Pasalnya, sehari sebelumnya sejumlah seniman masih bertemu dengan Catur di Taman Budaya Yogyakarta. Baru setelah Agus mengunggah foto jasad Catur di akun Facebook-nya, seniman percaya Catur sudah tiada. Almarhum yang lahir 46 tahun silam itu diduga meninggal karena serangan jantung yang membuatnya stroke dan tak sadarkan diri saat dibawa ke rumah sakit oleh teman dekatnya, Luciana Sari. “Tidak sempat opname, tapi langsung meninggal di rumah sakit,” kata Luciana dalam perjalanan ke pemakaman Tambakboyo, Condong Catur, Kecamatan Depok, Kabupaten Sleman, Jumat, 10 April 2015 siang.
Catur dikenal sebaggai penyair bohemian. Dia suka berkelana dari tempat satu ke tempat lain tanpa memberitahukan keluarganya. Tak heran, ketika meninggal, tetangganya kebingungan untuk menghubungi keluarganya. Lantaran kedua orangtuanya sudah meninggal, begitu pula dengan kedua kakaknya. Tinggal seorang kakak sulungnya yang tinggal di Jakarta dan tengah dalam perjalanan ke Yogyakarta ketika Catur dikebumikan. “Itu karena gaya hidupnya bohemian,” kata Agus yang juga bekas dosen Catur di jurusan teater Institut Seni Indonesia Yogyakarta.
Menurut Agus, selama hidup, Catur dikenal sebagai seniman yang produktif dalam membuat cerpen maupun puisi. Lantaran keterbatasan ekonomi, anak bungsu dari empat bersaudara itu sempat menempelkan karya-karya sastranya di lokasi-lokasi yang menjadi ajang berkumpul para seniman. “Makanya juga dikenal sebagai aktivis sastra tempel,” kata Agus.
Gaya hidupnya eksentrik. Bahkan Agus sempat mengiranya ‘gila’. “Tapi itu mungkin karena stress saja. Soal ekonomi. Tapi dia adalah seniman yang kreatif dan pandai,” kata Agus yang pernah melihat Catur menjadi kurir undangan ke kampus dan berjualan parfum.
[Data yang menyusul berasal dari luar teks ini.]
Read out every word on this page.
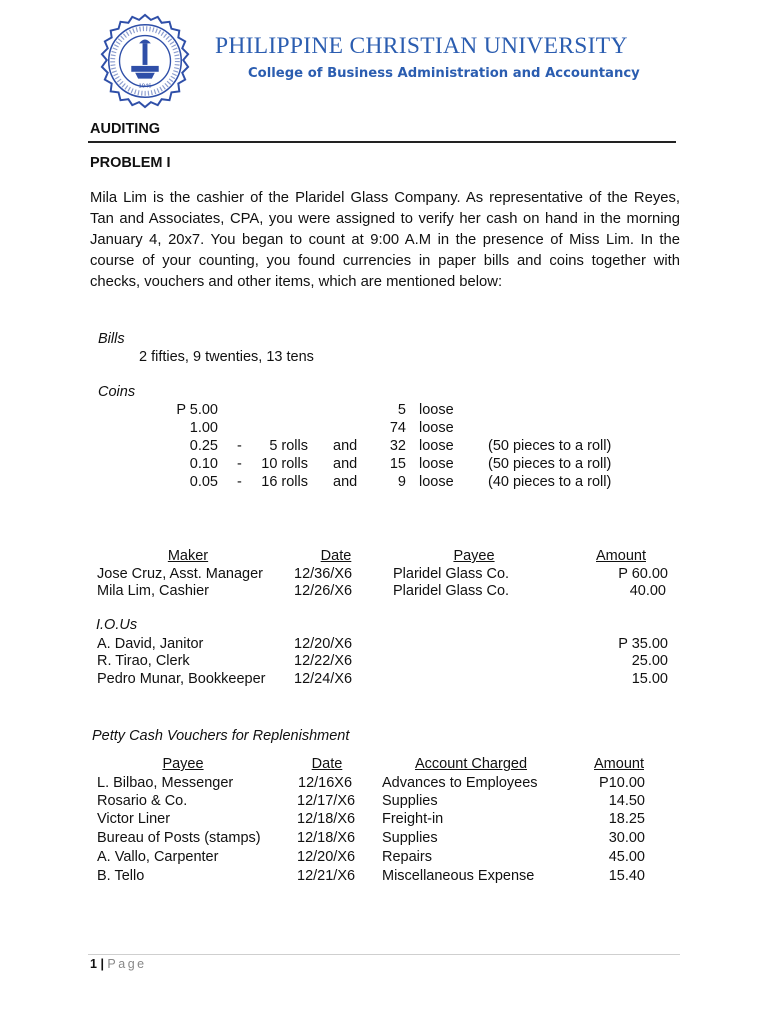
1946
PHILIPPINE CHRISTIAN UNIVERSITY
College of Business Administration and Accountancy
AUDITING
PROBLEM I
Mila Lim is the cashier of the Plaridel Glass Company. As representative of the Reyes, Tan and Associates, CPA, you were assigned to verify her cash on hand in the morning January 4, 20x7. You began to count at 9:00 A.M in the presence of Miss Lim. In the course of your counting, you found currencies in paper bills and coins together with checks, vouchers and other items, which are mentioned below:
Bills
2 fifties, 9 twenties, 13 tens
Coins
P 5.00	5 loose
1.00	74 loose
0.25 -	5 rolls and	32 loose (50 pieces to a roll)
0.10 -	10 rolls and	15 loose (50 pieces to a roll)
0.05 -	16 rolls and	9 loose (40 pieces to a roll)
Maker	Date	Payee	Amount
Jose Cruz, Asst. Manager 12/36/X6	Plaridel Glass Co.	P 60.00
Mila Lim, Cashier	12/26/X6	Plaridel Glass Co.	40.00
I.O.Us
A. David, Janitor	12/20/X6	P 35.00
R. Tirao, Clerk	12/22/X6	25.00
Pedro Munar, Bookkeeper 12/24/X6	15.00
Petty Cash Vouchers for Replenishment
Payee	Date	Account Charged	Amount
L. Bilbao, Messenger	12/16X6 Advances to Employees	P10.00
Rosario & Co.	12/17/X6 Supplies	14.50
Victor Liner	12/18/X6 Freight-in	18.25
Bureau of Posts (stamps)	12/18/X6 Supplies	30.00
A. Vallo, Carpenter	12/20/X6 Repairs	45.00
B. Tello	12/21/X6 Miscellaneous Expense	15.40
1 | Page
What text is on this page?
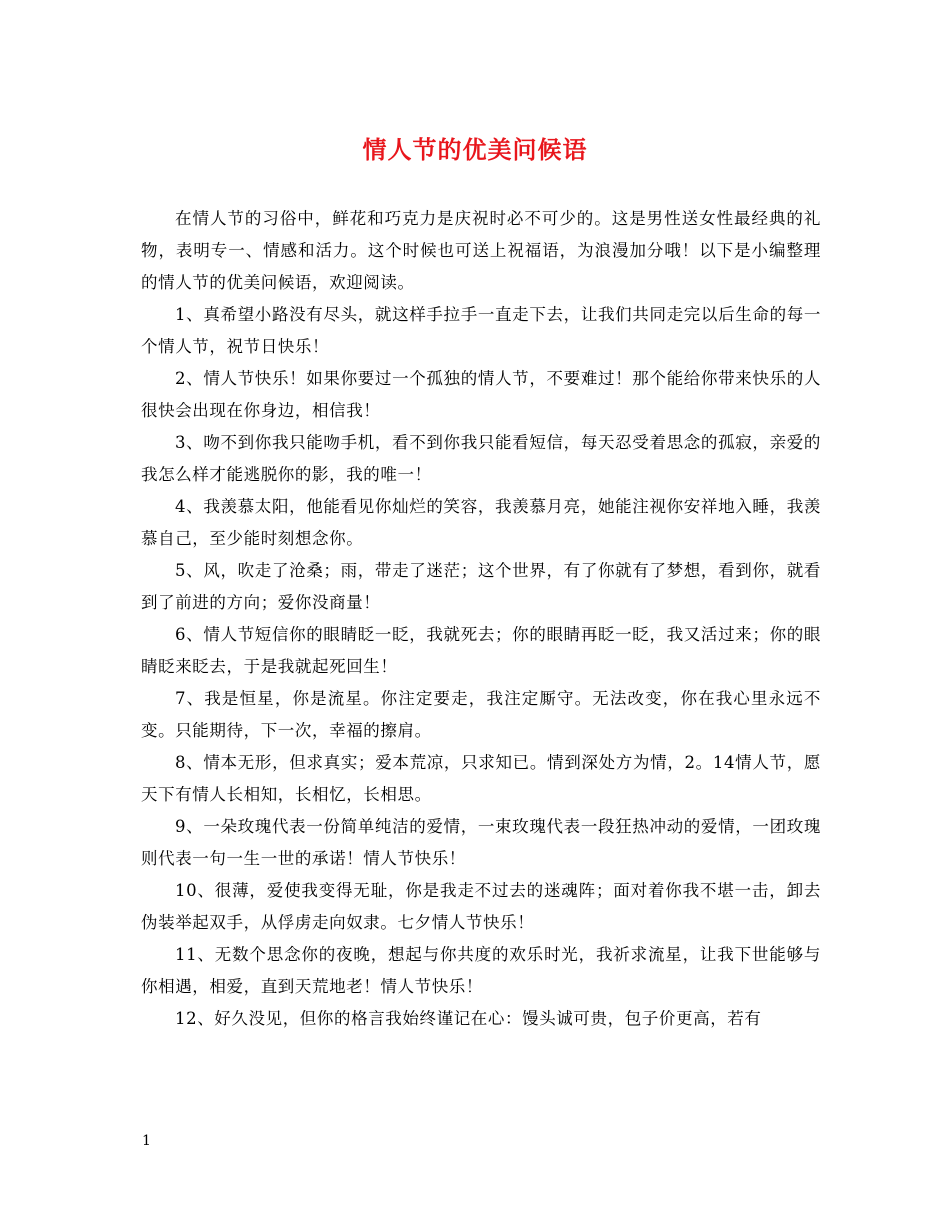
情人节的优美问候语

在情人节的习俗中，鲜花和巧克力是庆祝时必不可少的。这是男性送女性最经典的礼物，表明专一、情感和活力。这个时候也可送上祝福语，为浪漫加分哦！以下是小编整理的情人节的优美问候语，欢迎阅读。

1、真希望小路没有尽头，就这样手拉手一直走下去，让我们共同走完以后生命的每一个情人节，祝节日快乐！

2、情人节快乐！如果你要过一个孤独的情人节，不要难过！那个能给你带来快乐的人很快会出现在你身边，相信我！

3、吻不到你我只能吻手机，看不到你我只能看短信，每天忍受着思念的孤寂，亲爱的我怎么样才能逃脱你的影，我的唯一！

4、我羡慕太阳，他能看见你灿烂的笑容，我羡慕月亮，她能注视你安祥地入睡，我羡慕自己，至少能时刻想念你。

5、风，吹走了沧桑；雨，带走了迷茫；这个世界，有了你就有了梦想，看到你，就看到了前进的方向；爱你没商量！

6、情人节短信你的眼睛眨一眨，我就死去；你的眼睛再眨一眨，我又活过来；你的眼睛眨来眨去，于是我就起死回生！

7、我是恒星，你是流星。你注定要走，我注定厮守。无法改变，你在我心里永远不变。只能期待，下一次，幸福的擦肩。

8、情本无形，但求真实；爱本荒凉，只求知已。情到深处方为情，2。14情人节，愿天下有情人长相知，长相忆，长相思。

9、一朵玫瑰代表一份简单纯洁的爱情，一束玫瑰代表一段狂热冲动的爱情，一团玫瑰则代表一句一生一世的承诺！情人节快乐！

10、很薄，爱使我变得无耻，你是我走不过去的迷魂阵；面对着你我不堪一击，卸去伪装举起双手，从俘虏走向奴隶。七夕情人节快乐！

11、无数个思念你的夜晚，想起与你共度的欢乐时光，我祈求流星，让我下世能够与你相遇，相爱，直到天荒地老！情人节快乐！

12、好久没见，但你的格言我始终谨记在心：馒头诚可贵，包子价更高，若有

1
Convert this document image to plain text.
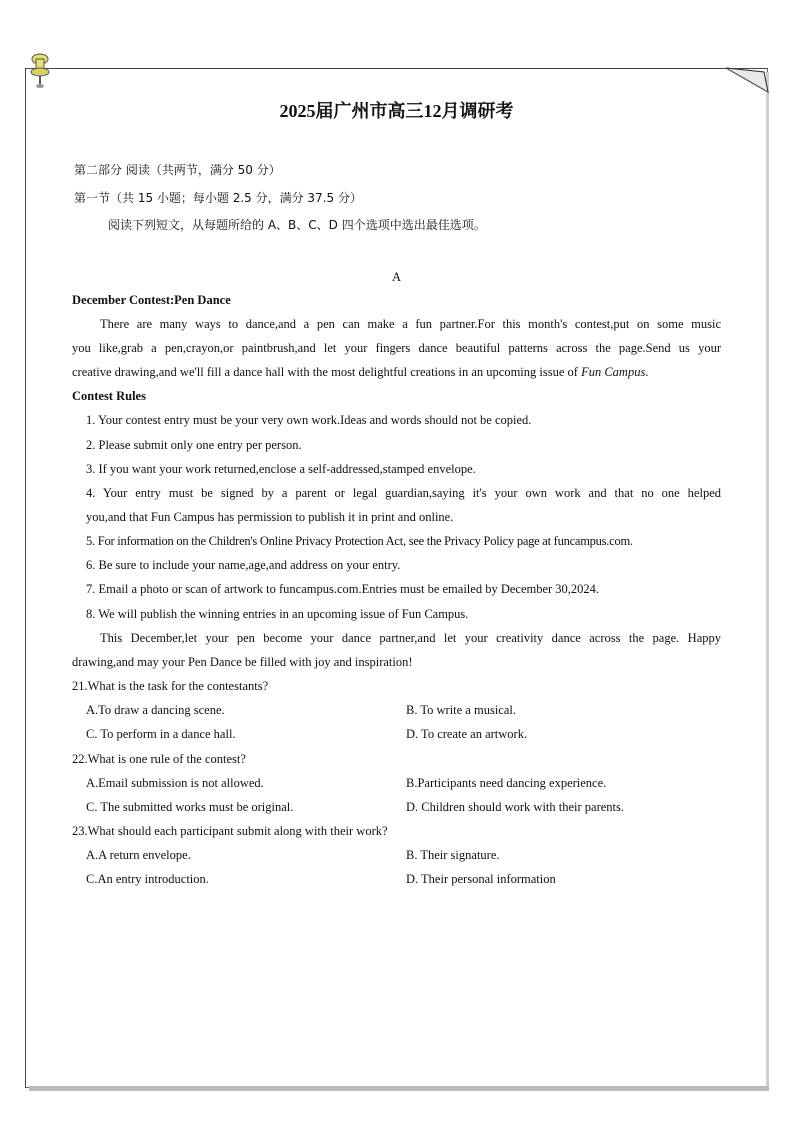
2025届广州市高三12月调研考
第二部分 阅读（共两节，满分 50 分）
第一节（共 15 小题；每小题 2.5 分，满分 37.5 分）
阅读下列短文，从每题所给的 A、B、C、D 四个选项中选出最佳选项。
A
December Contest:Pen Dance
There are many ways to dance,and a pen can make a fun partner.For this month's contest,put on some music
you like,grab a pen,crayon,or paintbrush,and let your fingers dance beautiful patterns across the page.Send us your
creative drawing,and we'll fill a dance hall with the most delightful creations in an upcoming issue of Fun Campus.
Contest Rules
1. Your contest entry must be your very own work.Ideas and words should not be copied.
2. Please submit only one entry per person.
3. If you want your work returned,enclose a self-addressed,stamped envelope.
4. Your entry must be signed by a parent or legal guardian,saying it's your own work and that no one helped
you,and that Fun Campus has permission to publish it in print and online.
5. For information on the Children's Online Privacy Protection Act, see the Privacy Policy page at funcampus.com.
6. Be sure to include your name,age,and address on your entry.
7. Email a photo or scan of artwork to funcampus.com.Entries must be emailed by December 30,2024.
8. We will publish the winning entries in an upcoming issue of Fun Campus.
This December,let your pen become your dance partner,and let your creativity dance across the page. Happy
drawing,and may your Pen Dance be filled with joy and inspiration!
21.What is the task for the contestants?
A.To draw a dancing scene.	B. To write a musical.
C. To perform in a dance hall.	D. To create an artwork.
22.What is one rule of the contest?
A.Email submission is not allowed.	B.Participants need dancing experience.
C. The submitted works must be original.	D. Children should work with their parents.
23.What should each participant submit along with their work?
A.A return envelope.	B. Their signature.
C.An entry introduction.	D. Their personal information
Catur pernah menulis status pada Blackberry-nya: Three things you cannot recover in life: the word after its said, the moment after its missed, and the time after its gone.
“Kabar duka ini dikira Aprll Mop,” kata Agus.
Catur pernah menulis puisi berjudul Amsal Mati Muda.
Amsal Mati Muda
Terceritakan padaku
kisah penyair mati tragis
lantaran dicabik sipilis nan tak kunjung habis
menghajar raganya hingga tipis
borok menganga menguar nanah di sekujur tubuhnya
adalah penanda yang disematkan jaman bagi pilihan untuk gaya hidupnya
di atas rel kereta waktu ia melaju
decit roda berpacu diantar besi membeku
derit jerit keluh peluh perempuan banal
menanti penumpang di ujung gang tempat mangkal
tak ada lagi yang bisa melarang memang
“Dilarang Melarang,” kataku
karena sesiapapun boleh ikut serta
: Yang bukan penyair silahkan ambil bagian.